5. Ask For Help But Be Precise.
I’ve often had a do it right do it yourself mindset — which has deterred me from asking for help. Whether it is the do-it-yourself physical labor in setting up an event because it had to be just right, or not divvying up more work responsibilities, I never asked for help because I didn’t want to be seen as unable to accomplish the goal. Early in my career in managerial positions, I found myself frustrated because I would ask for help from staff, and entrust a broad scope of work to them. The trick is to ask for help with precise intent. Outline segmented tasks for team members so they can work to help you accomplish the goal and accompany the initial ask with your immediacy and timeline. When asking for help from investors, mentors and partners, suggest concise ways that they can help you (ie: can you introduce me to so-and-so, I want to work in their field.)
You are a person of great influence. If you could inspire a movement that would bring the most amount of good for the greatest number of people, what would that be? You never know what your idea can trigger.
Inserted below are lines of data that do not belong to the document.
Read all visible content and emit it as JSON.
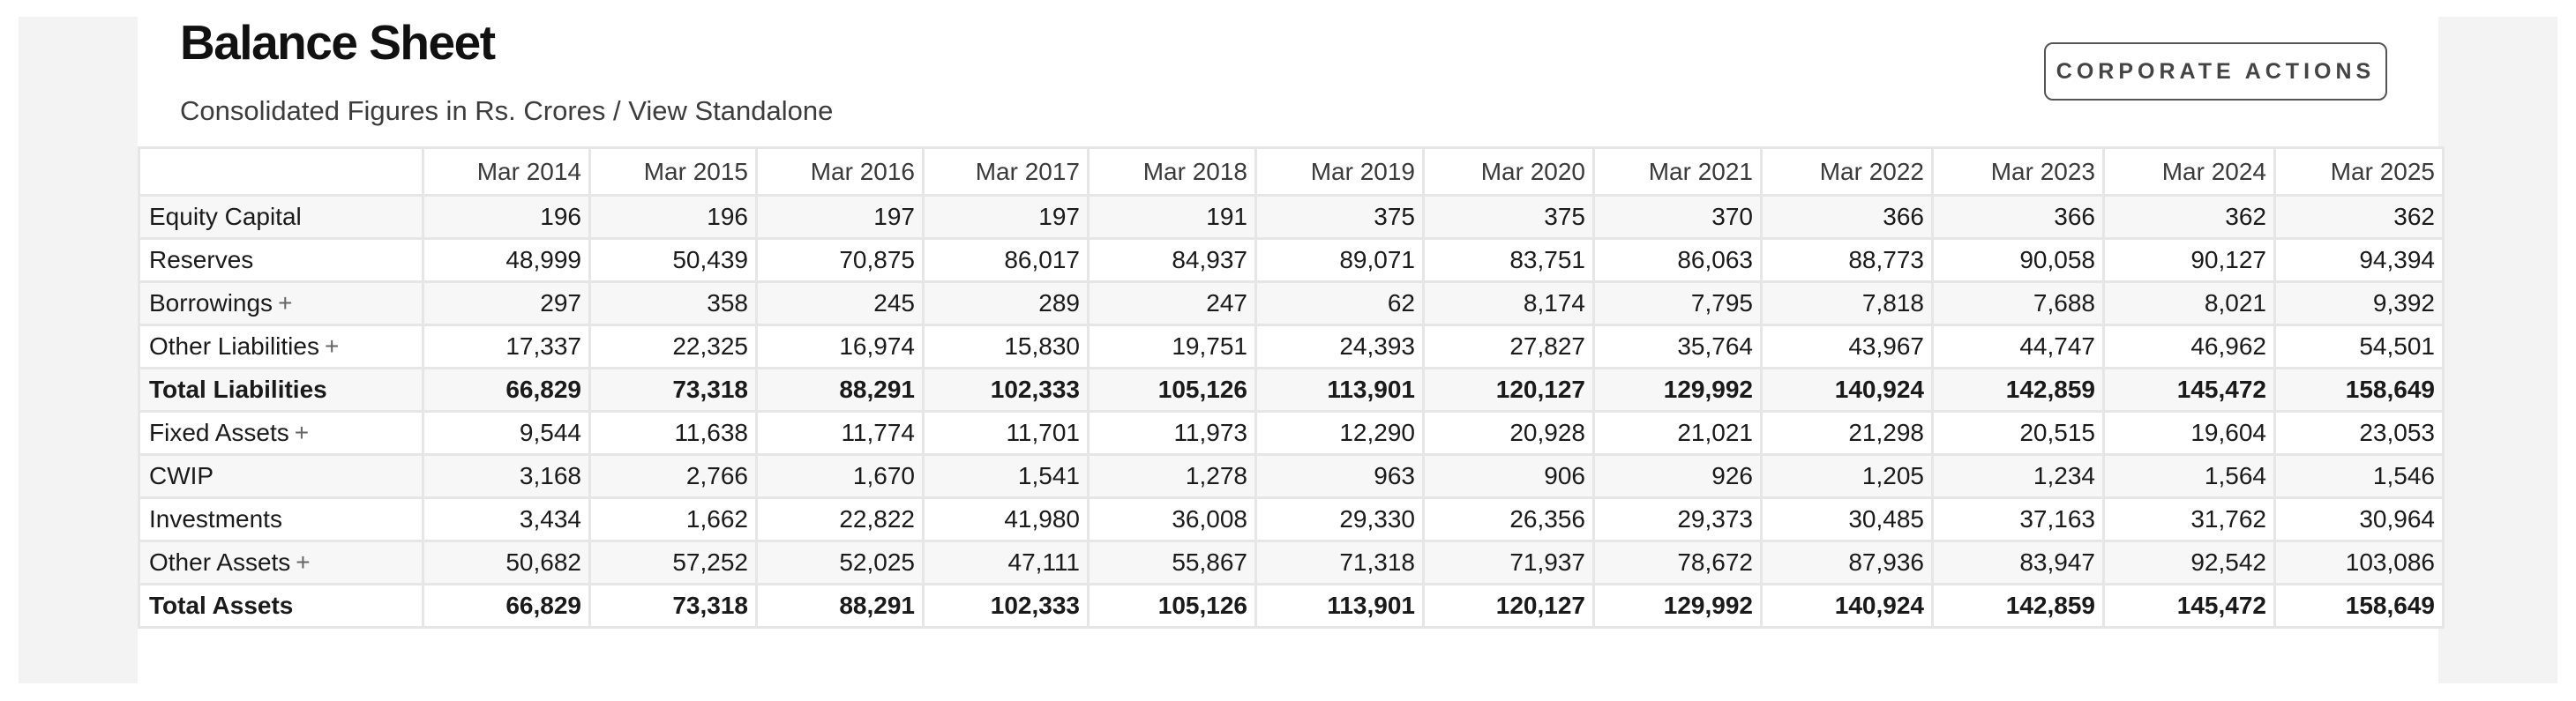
{
  "header": {
    "title": "Balance Sheet",
    "subtitle_prefix": "Consolidated Figures in Rs. Crores / ",
    "subtitle_link": "View Standalone",
    "corporate_actions_label": "CORPORATE ACTIONS"
  },
  "table": {
    "columns": [
      "Mar 2014",
      "Mar 2015",
      "Mar 2016",
      "Mar 2017",
      "Mar 2018",
      "Mar 2019",
      "Mar 2020",
      "Mar 2021",
      "Mar 2022",
      "Mar 2023",
      "Mar 2024",
      "Mar 2025"
    ],
    "rows": [
      {
        "label": "Equity Capital",
        "expandable": false,
        "total": false,
        "plus": "",
        "values": [
          "196",
          "196",
          "197",
          "197",
          "191",
          "375",
          "375",
          "370",
          "366",
          "366",
          "362",
          "362"
        ]
      },
      {
        "label": "Reserves",
        "expandable": false,
        "total": false,
        "plus": "",
        "values": [
          "48,999",
          "50,439",
          "70,875",
          "86,017",
          "84,937",
          "89,071",
          "83,751",
          "86,063",
          "88,773",
          "90,058",
          "90,127",
          "94,394"
        ]
      },
      {
        "label": "Borrowings",
        "expandable": true,
        "total": false,
        "plus": "+",
        "values": [
          "297",
          "358",
          "245",
          "289",
          "247",
          "62",
          "8,174",
          "7,795",
          "7,818",
          "7,688",
          "8,021",
          "9,392"
        ]
      },
      {
        "label": "Other Liabilities",
        "expandable": true,
        "total": false,
        "plus": "+",
        "values": [
          "17,337",
          "22,325",
          "16,974",
          "15,830",
          "19,751",
          "24,393",
          "27,827",
          "35,764",
          "43,967",
          "44,747",
          "46,962",
          "54,501"
        ]
      },
      {
        "label": "Total Liabilities",
        "expandable": false,
        "total": true,
        "plus": "",
        "values": [
          "66,829",
          "73,318",
          "88,291",
          "102,333",
          "105,126",
          "113,901",
          "120,127",
          "129,992",
          "140,924",
          "142,859",
          "145,472",
          "158,649"
        ]
      },
      {
        "label": "Fixed Assets",
        "expandable": true,
        "total": false,
        "plus": "+",
        "values": [
          "9,544",
          "11,638",
          "11,774",
          "11,701",
          "11,973",
          "12,290",
          "20,928",
          "21,021",
          "21,298",
          "20,515",
          "19,604",
          "23,053"
        ]
      },
      {
        "label": "CWIP",
        "expandable": false,
        "total": false,
        "plus": "",
        "values": [
          "3,168",
          "2,766",
          "1,670",
          "1,541",
          "1,278",
          "963",
          "906",
          "926",
          "1,205",
          "1,234",
          "1,564",
          "1,546"
        ]
      },
      {
        "label": "Investments",
        "expandable": false,
        "total": false,
        "plus": "",
        "values": [
          "3,434",
          "1,662",
          "22,822",
          "41,980",
          "36,008",
          "29,330",
          "26,356",
          "29,373",
          "30,485",
          "37,163",
          "31,762",
          "30,964"
        ]
      },
      {
        "label": "Other Assets",
        "expandable": true,
        "total": false,
        "plus": "+",
        "values": [
          "50,682",
          "57,252",
          "52,025",
          "47,111",
          "55,867",
          "71,318",
          "71,937",
          "78,672",
          "87,936",
          "83,947",
          "92,542",
          "103,086"
        ]
      },
      {
        "label": "Total Assets",
        "expandable": false,
        "total": true,
        "plus": "",
        "values": [
          "66,829",
          "73,318",
          "88,291",
          "102,333",
          "105,126",
          "113,901",
          "120,127",
          "129,992",
          "140,924",
          "142,859",
          "145,472",
          "158,649"
        ]
      }
    ]
  }
}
My eco-conscious side would be to make zero waste and community gardening more accessible for households with a Carbon Offset Credit and a system that makes sustainability more convenient.
Can you please give us your favorite “Life Lesson Quote”? Can you share how that was relevant to you in your life?
On success, a neighbor of mine once said “did you do everything you could have done?” In every endeavor you must set a series of goals. Along each step of the way, keep asking yourself honestly: “did you do everything you could have done?”
If the answer is No, use that information to make it to the next goal.
We are very blessed that some very prominent names in Business, VC funding, Sports, and Entertainment read this column. Is there a person in the world, or in the US with whom you would love to have a private breakfast or lunch with, and why? He or she might just see this if we tag them
One of my favorite things about tradeshows and in-person industry events is meeting fellow event-goes by sparking up random conversations. You never know who you may meet and how you’ll be inspired! I would love to have breakfast with Michael Acton Smith of Calm to collaborate on further disrupting our industry in exciting ways!
Thank you for these fantastic insights. We greatly appreciate the time you spent on this.